Sports news with Rob Bonnet.


A senior army officer is to look into the circumstances surrounding Prince Harry's use of racist language. The prince has apologised for calling a fellow soldier a "Paki" in a home video he took at Sandhurst in 2006. Home Affairs select committee chairman, Keith Vaz and former Foreign Office minister Rod Richards consider whether these types of nicknames can be justified in army life.

Today's papers.


British film makers have much to celebrate after a night of success at the Golden Globe awards in Los Angeles. Rajesh Mirchandani reports on awards for Slumdog Millionaire and a memorable acceptance speech from actress Kate Winslet.

Thought for the day with Clifford Longley


The Israeli Prime Minister, Ehud Olmert, has said that Israel is "nearing" its goals, while in Gaza doctors and aid agencies speak of a humanitarian crisis that is getting worse by the day. Mark Regev, a spokesman for the Israeli Government, explains what Israel's stated goals are and whether they want to demilitarise Hamas or eradicate it.

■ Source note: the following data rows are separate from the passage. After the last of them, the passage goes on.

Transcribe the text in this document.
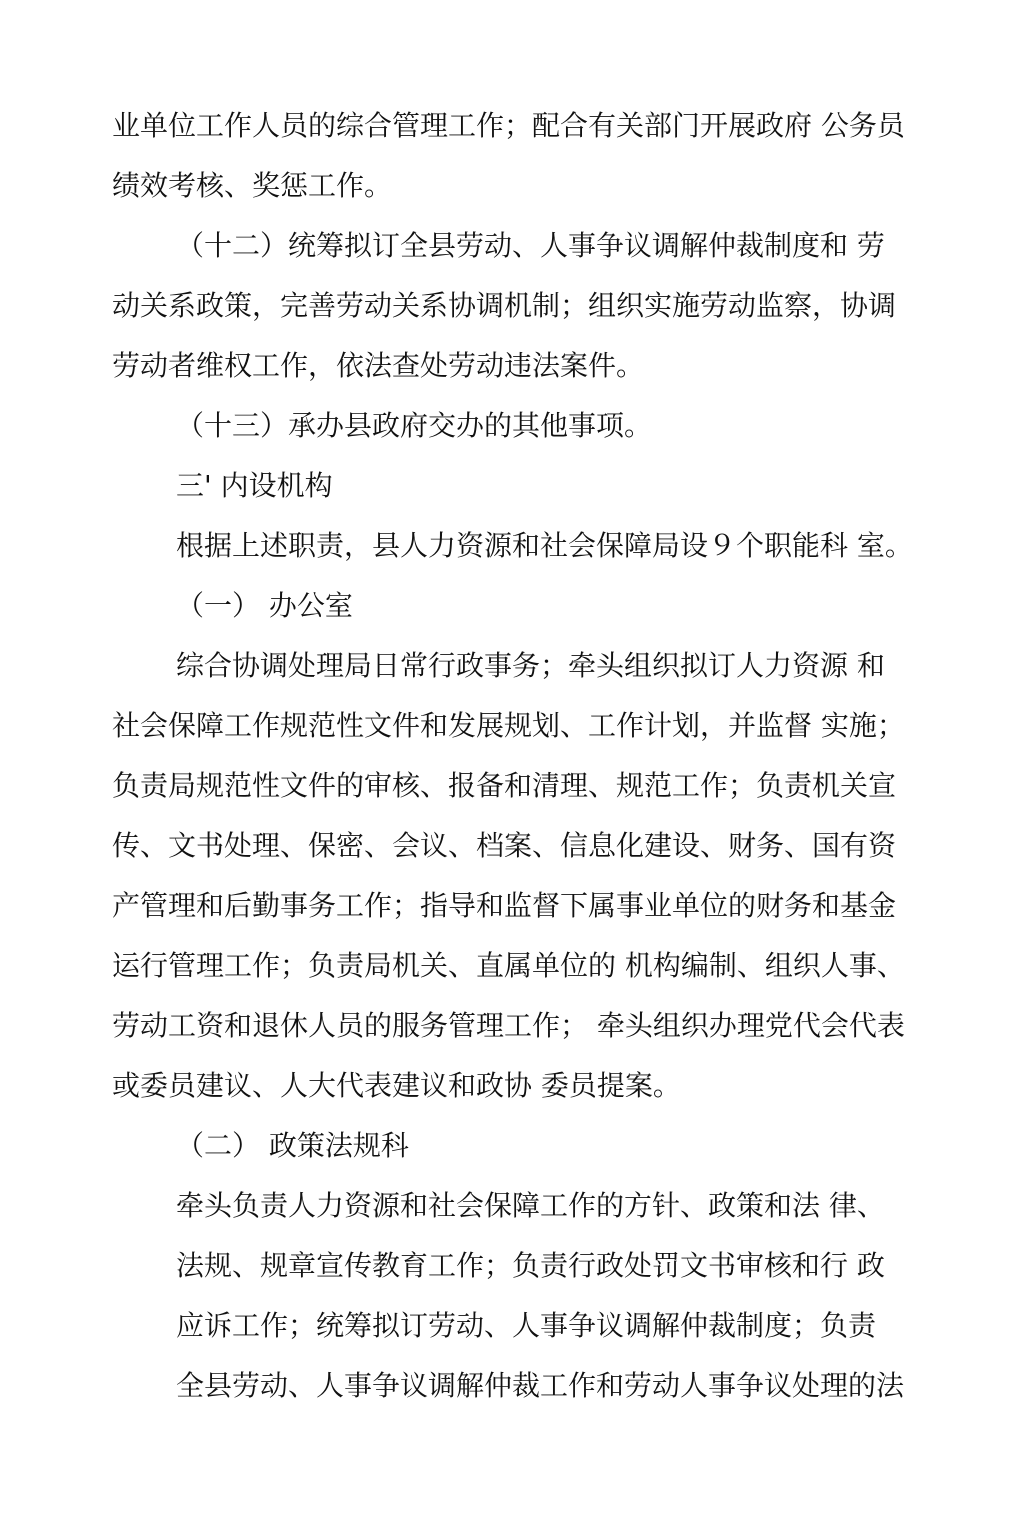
业单位工作人员的综合管理工作；配合有关部门开展政府 公务员
绩效考核、奖惩工作。
（十二）统筹拟订全县劳动、人事争议调解仲裁制度和 劳
动关系政策，完善劳动关系协调机制；组织实施劳动监察，协调
劳动者维权工作，依法查处劳动违法案件。
（十三）承办县政府交办的其他事项。
三' 内设机构
根据上述职责，县人力资源和社会保障局设９个职能科 室。
（一） 办公室
综合协调处理局日常行政事务；牵头组织拟订人力资源 和
社会保障工作规范性文件和发展规划、工作计划，并监督 实施；
负责局规范性文件的审核、报备和清理、规范工作；负责机关宣
传、文书处理、保密、会议、档案、信息化建设、财务、国有资
产管理和后勤事务工作；指导和监督下属事业单位的财务和基金
运行管理工作；负责局机关、直属单位的 机构编制、组织人事、
劳动工资和退休人员的服务管理工作； 牵头组织办理党代会代表
或委员建议、人大代表建议和政协 委员提案。
（二） 政策法规科
牵头负责人力资源和社会保障工作的方针、政策和法 律、
法规、规章宣传教育工作；负责行政处罚文书审核和行 政
应诉工作；统筹拟订劳动、人事争议调解仲裁制度；负责
全县劳动、人事争议调解仲裁工作和劳动人事争议处理的法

Unemployment is on the rise in the UK, with one prediction suggesting that more than three million people could be unemployed by 2010, an increase of more than a million from current levels. As Gordon Brown holds a jobs summit in an attempt halt the trend, work and pensions secretary James Purnell explains what the government intends to do to get the unemployed back to work.


With the release of Frost/Nixon, Che and Valkyrie, historical films are set for box office success, but are important events being reinterpreted in the process? Dr Saul David, professor of war studies at Buckingham University and Nick Fraser, editor of the Storyville documentary series on BBC4, debate what happens when history and entertainment meet.

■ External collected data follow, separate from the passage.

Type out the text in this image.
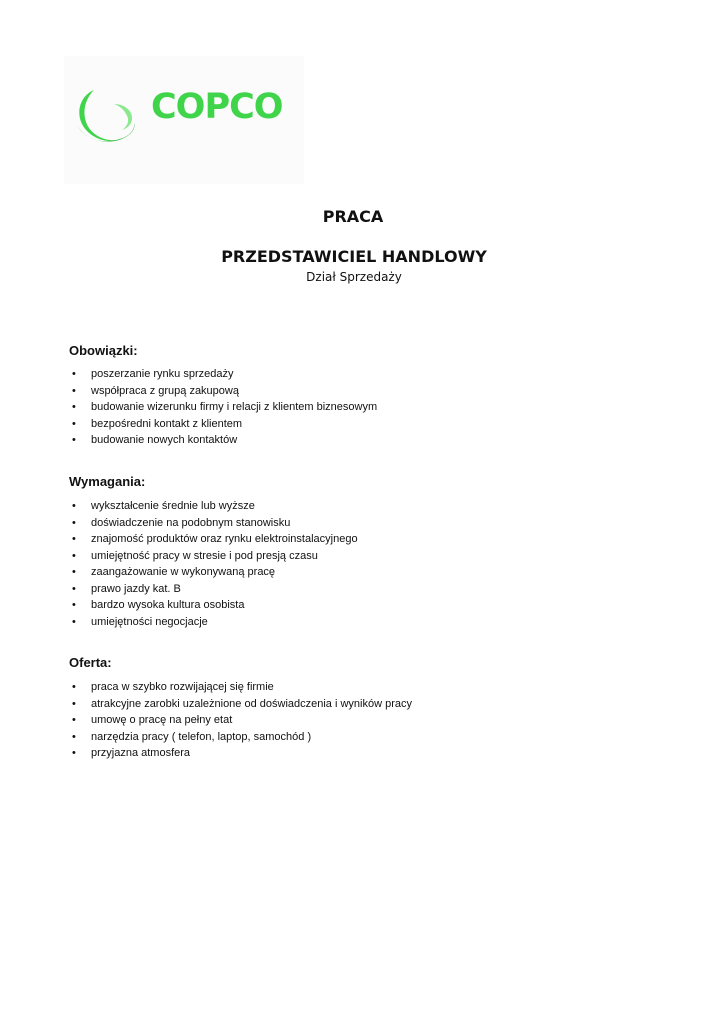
COPCO
PRACA
PRZEDSTAWICIEL HANDLOWY
Dział Sprzedaży
Obowiązki:
• poszerzanie rynku sprzedaży
• współpraca z grupą zakupową
• budowanie wizerunku firmy i relacji z klientem biznesowym
• bezpośredni kontakt z klientem
• budowanie nowych kontaktów
Wymagania:
• wykształcenie średnie lub wyższe
• doświadczenie na podobnym stanowisku
• znajomość produktów oraz rynku elektroinstalacyjnego
• umiejętność pracy w stresie i pod presją czasu
• zaangażowanie w wykonywaną pracę
• prawo jazdy kat. B
• bardzo wysoka kultura osobista
• umiejętności negocjacje
Oferta:
• praca w szybko rozwijającej się firmie
• atrakcyjne zarobki uzależnione od doświadczenia i wyników pracy
• umowę o pracę na pełny etat
• narzędzia pracy ( telefon, laptop, samochód )
• przyjazna atmosfera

Motown records was founded by Berry Gordy 50 years ago. It went on to have a string of number one hits and launch the careers of stars including Marvin Gaye, Stevie Wonder, Diana Ross and Michael Jackson. Correspondent James Coomarasamy has been to Detroit to speak to some of those who were there at the beginning of Motown's half century.

Sports news with Rob Bonnet.


Is the job of Middle East envoy Tony Blair being circumscribed by the fact that he cannot talk to Hamas? Former senior British diplomat Sir Jeremy Greenstock, who has made direct contact with Hamas as part of his work with the charity Forward Thinking, discusses what can be gained from talking to the militant Islamic organisation.

The business news with Adam Shaw.


Both Gordon Brown and David Cameron are to give speeches on the economic crisis. Political editor Nick Robinson examines the latest arguments in the politics of the recession.


In the wake of the Baby P case in Haringey, the BBC has learnt that an independent investigation is to be launched into children's services at Doncaster Council after serious case reviews were ordered into the deaths of seven children in the area. Jenny Hill reports from outside the council headquarters.


A night to remember for British film Slumdog Millionaire, an acceptance speech to remember from British actress Kate Winslet and a lifetime achievement award for Steven Spielberg. Peter Bowes reports from this year's Golden Globes awards in Los Angeles.


The government's jobs summit is expected to announce a push for job creation in the environmental services. Adrian Wilkes, chairman of the Environmental Industries Commission and Geoffrey Wood, professor of economics at Cass Business School, debate whether "green collar jobs" offer a solution to the current economic crisis.